ルーリは素早くアイテムボックスからタオルを取り出し、冷却魔術をかけた。

「ちょっと冷たいが、我慢してくれ」

「ルーリ様......」

王子は虚ろな瞳でルーリを見る。

「僕は...もう、お母様に...会えないのでしょうか...?」

「そんなわけないだろう。マヤリィ様は必ず帰ってきて下さる。...お母様を信じるんだ」

弱気になる王子をルーリが優しく励ます。

「少し眠るといい。元気でいなければマヤリィ様が心配なさるぞ?」

「そうだね。ルーリの言う通りだ」

ジェイは王子の頬を愛おしそうに撫でる。

「ルーリ、僕はしばらく王子の傍にいるよ。だから...」

「...分かった。私はリッカ殿に書状を送る」

只ならぬ状況だと感じたルーリは一刻も早くレイン離宮に連絡したかった。ジェイも同じことを考えていた。
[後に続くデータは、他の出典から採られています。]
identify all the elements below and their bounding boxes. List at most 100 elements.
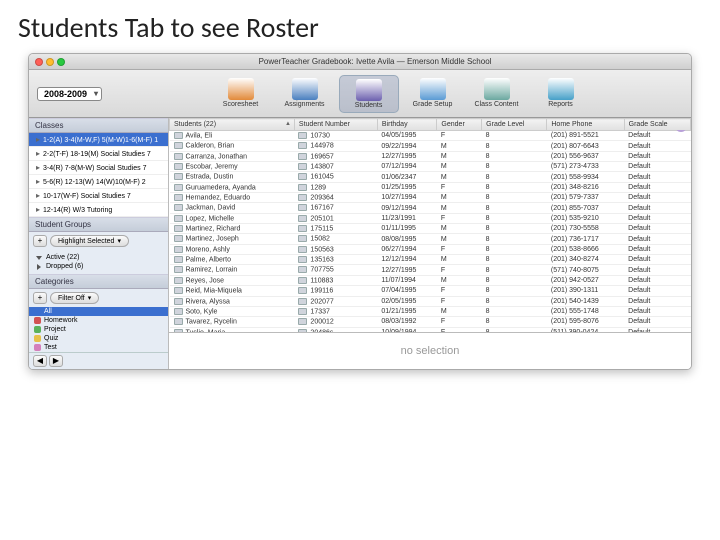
table-cell: 200012 bbox=[294, 317, 377, 327]
table-cell: Reyes, Jose bbox=[170, 275, 295, 285]
class-row[interactable]: ▸5-6(R) 12-13(W) 14(W)10(M-F) 2 bbox=[29, 175, 168, 189]
table-row[interactable]: Calderon, Brian14497809/22/1994M8(201) 8… bbox=[170, 141, 691, 151]
class-row[interactable]: ▸2-2(T-F) 18-19(M) Social Studies 7 bbox=[29, 147, 168, 161]
class-row[interactable]: ▸1-2(A) 3-4(M-W,F) 5(M-W)1-6(M-F) 1 bbox=[29, 133, 168, 147]
table-cell: 8 bbox=[482, 244, 547, 254]
tab-grade-setup[interactable]: Grade Setup bbox=[403, 75, 463, 113]
table-cell: Hernandez, Eduardo bbox=[170, 193, 295, 203]
table-cell: (201) 390-1311 bbox=[547, 286, 624, 296]
tab-reports[interactable]: Reports bbox=[531, 75, 591, 113]
category-homework[interactable]: Homework bbox=[29, 316, 168, 325]
expander-icon: ▸ bbox=[33, 205, 43, 214]
tab-class-content[interactable]: Class Content bbox=[467, 75, 527, 113]
tab-scoresheet[interactable]: Scoresheet bbox=[211, 75, 271, 113]
table-row[interactable]: Hernandez, Eduardo20936410/27/1994M8(201… bbox=[170, 193, 691, 203]
table-row[interactable]: Guruamedera, Ayanda128901/25/1995F8(201)… bbox=[170, 182, 691, 192]
close-icon[interactable] bbox=[35, 58, 43, 66]
table-cell: 8 bbox=[482, 141, 547, 151]
column-header[interactable]: Home Phone bbox=[547, 119, 624, 131]
table-row[interactable]: Martinez, Joseph1508208/08/1995M8(201) 7… bbox=[170, 234, 691, 244]
table-cell: 8 bbox=[482, 265, 547, 275]
table-row[interactable]: Moreno, Ashly15056306/27/1994F8(201) 538… bbox=[170, 244, 691, 254]
add-category-button[interactable]: + bbox=[33, 292, 47, 304]
tab-label: Assignments bbox=[284, 101, 324, 108]
tab-assignments[interactable]: Assignments bbox=[275, 75, 335, 113]
table-cell: 202077 bbox=[294, 296, 377, 306]
group-dropped[interactable]: Dropped (6) bbox=[35, 262, 162, 271]
table-row[interactable]: Estrada, Dustin16104501/06/2347M8(201) 5… bbox=[170, 172, 691, 182]
table-cell: Default bbox=[624, 162, 690, 172]
table-row[interactable]: Tavarez, Rycelin20001208/03/1992F8(201) … bbox=[170, 317, 691, 327]
column-header[interactable]: Grade Scale bbox=[624, 119, 690, 131]
table-row[interactable]: Tuslio, Maria20486s10/09/1994F8(511) 390… bbox=[170, 327, 691, 333]
table-row[interactable]: Lopez, Michelle20510111/23/1991F8(201) 5… bbox=[170, 213, 691, 223]
expander-icon: ▸ bbox=[33, 149, 43, 158]
table-cell: 707755 bbox=[294, 265, 377, 275]
year-select[interactable]: 2008-2009 bbox=[37, 87, 102, 101]
table-cell: Default bbox=[624, 275, 690, 285]
table-cell: F bbox=[437, 296, 482, 306]
roster-table-wrap: ? Students (22)▲Student NumberBirthdayGe… bbox=[169, 118, 691, 333]
column-header[interactable]: Birthday bbox=[377, 119, 437, 131]
table-row[interactable]: Avila, Eli1073004/05/1995F8(201) 891-552… bbox=[170, 131, 691, 141]
tab-icon bbox=[420, 78, 446, 100]
class-row[interactable]: ▸10-17(W-F) Social Studies 7 bbox=[29, 189, 168, 203]
zoom-icon[interactable] bbox=[57, 58, 65, 66]
table-cell: 8 bbox=[482, 162, 547, 172]
table-cell: 01/06/2347 bbox=[377, 172, 437, 182]
table-cell: 11/23/1991 bbox=[377, 213, 437, 223]
column-header[interactable]: Student Number bbox=[294, 119, 377, 131]
table-cell: 8 bbox=[482, 224, 547, 234]
next-button[interactable]: ▶ bbox=[49, 355, 63, 367]
table-row[interactable]: Jackman, David16716709/12/1994M8(201) 85… bbox=[170, 203, 691, 213]
table-cell: (201) 942-0527 bbox=[547, 275, 624, 285]
column-header[interactable]: Students (22)▲ bbox=[170, 119, 295, 131]
category-quiz[interactable]: Quiz bbox=[29, 334, 168, 343]
highlight-selected-toggle[interactable]: Highlight Selected ▾ bbox=[50, 235, 129, 247]
table-cell: (571) 273-4733 bbox=[547, 162, 624, 172]
table-row[interactable]: Carranza, Jonathan16965712/27/1995M8(201… bbox=[170, 151, 691, 161]
table-header-row: Students (22)▲Student NumberBirthdayGend… bbox=[170, 119, 691, 131]
table-cell: Rivera, Alyssa bbox=[170, 296, 295, 306]
table-cell: F bbox=[437, 286, 482, 296]
tab-students[interactable]: Students bbox=[339, 75, 399, 113]
category-all[interactable]: All bbox=[29, 307, 168, 316]
tab-icon bbox=[548, 78, 574, 100]
table-cell: (201) 730-5558 bbox=[547, 224, 624, 234]
table-cell: M bbox=[437, 224, 482, 234]
category-project[interactable]: Project bbox=[29, 325, 168, 334]
table-row[interactable]: Reyes, Jose11088311/07/1994M8(201) 942-0… bbox=[170, 275, 691, 285]
titlebar: PowerTeacher Gradebook: Ivette Avila — E… bbox=[29, 54, 691, 70]
table-row[interactable]: Escobar, Jeremy14380707/12/1994M8(571) 2… bbox=[170, 162, 691, 172]
table-cell: 8 bbox=[482, 131, 547, 141]
minimize-icon[interactable] bbox=[46, 58, 54, 66]
category-color-icon bbox=[34, 308, 41, 315]
prev-button[interactable]: ◀ bbox=[33, 355, 47, 367]
table-row[interactable]: Ramirez, Lorrain70775512/27/1995F8(571) … bbox=[170, 265, 691, 275]
table-cell: 175115 bbox=[294, 224, 377, 234]
table-cell: 8 bbox=[482, 286, 547, 296]
filter-off-toggle[interactable]: Filter Off ▾ bbox=[50, 292, 99, 304]
category-color-icon bbox=[34, 317, 41, 324]
table-cell: 8 bbox=[482, 275, 547, 285]
table-row[interactable]: Palme, Alberto13516312/12/1994M8(201) 34… bbox=[170, 255, 691, 265]
table-row[interactable]: Soto, Kyle1733701/21/1995M8(201) 555-174… bbox=[170, 306, 691, 316]
table-cell: F bbox=[437, 182, 482, 192]
table-cell: 161045 bbox=[294, 172, 377, 182]
class-row[interactable]: ▸3-4(R) 7-8(M-W) Social Studies 7 bbox=[29, 161, 168, 175]
id-icon bbox=[298, 204, 307, 211]
column-header[interactable]: Grade Level bbox=[482, 119, 547, 131]
table-cell: 8 bbox=[482, 255, 547, 265]
profile-icon bbox=[174, 163, 183, 170]
category-test[interactable]: Test bbox=[29, 343, 168, 352]
table-row[interactable]: Martinez, Richard17511501/11/1995M8(201)… bbox=[170, 224, 691, 234]
table-row[interactable]: Reid, Mia-Miquela19911607/04/1995F8(201)… bbox=[170, 286, 691, 296]
class-row[interactable]: ▸12-14(R) W/3 Tutoring bbox=[29, 203, 168, 217]
table-cell: 06/27/1994 bbox=[377, 244, 437, 254]
table-cell: (201) 540-1439 bbox=[547, 296, 624, 306]
table-row[interactable]: Rivera, Alyssa20207702/05/1995F8(201) 54… bbox=[170, 296, 691, 306]
table-cell: Default bbox=[624, 203, 690, 213]
column-header[interactable]: Gender bbox=[437, 119, 482, 131]
group-active[interactable]: Active (22) bbox=[35, 253, 162, 262]
add-group-button[interactable]: + bbox=[33, 235, 47, 247]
「私が言うのもなんだが...王子様のことは任せたぞ」

ルーリはそう言い残して転移した。


「シロマ......」

今度はシロマの名を呼ぶ王子。

「僕は...お母様に言いたいことが...」

「畏れながら、王子様。私は今、マヤリィ様にご連絡する方法を持っておりません。お帰りになられたら、ご自分の口からお伝え下さいませ」

「いや...シロマに聞いて欲しい......」

王子は小さな手でシロマの手を握る。

「僕のせいでお母様は...髪を切れなかった...。あの時のこと、謝りたいんだ」

「王子様......」

「頼む、シロマ...。お母様に、伝えて...」

次第に意識が混濁してきたが、王子は真剣な目でシロマを見つめる。

「...畏まりました、王子様。貴方様のお言葉は必ずマヤリィ様にお伝え致します。...ですから、何も心配なさらないで下さい。早く元気になって、また私と遊びましょう」

シロマの声を聞いた王子は安心したように笑顔を見せ、そして目を閉じた。

その微笑みはマヤリィによく似ていた。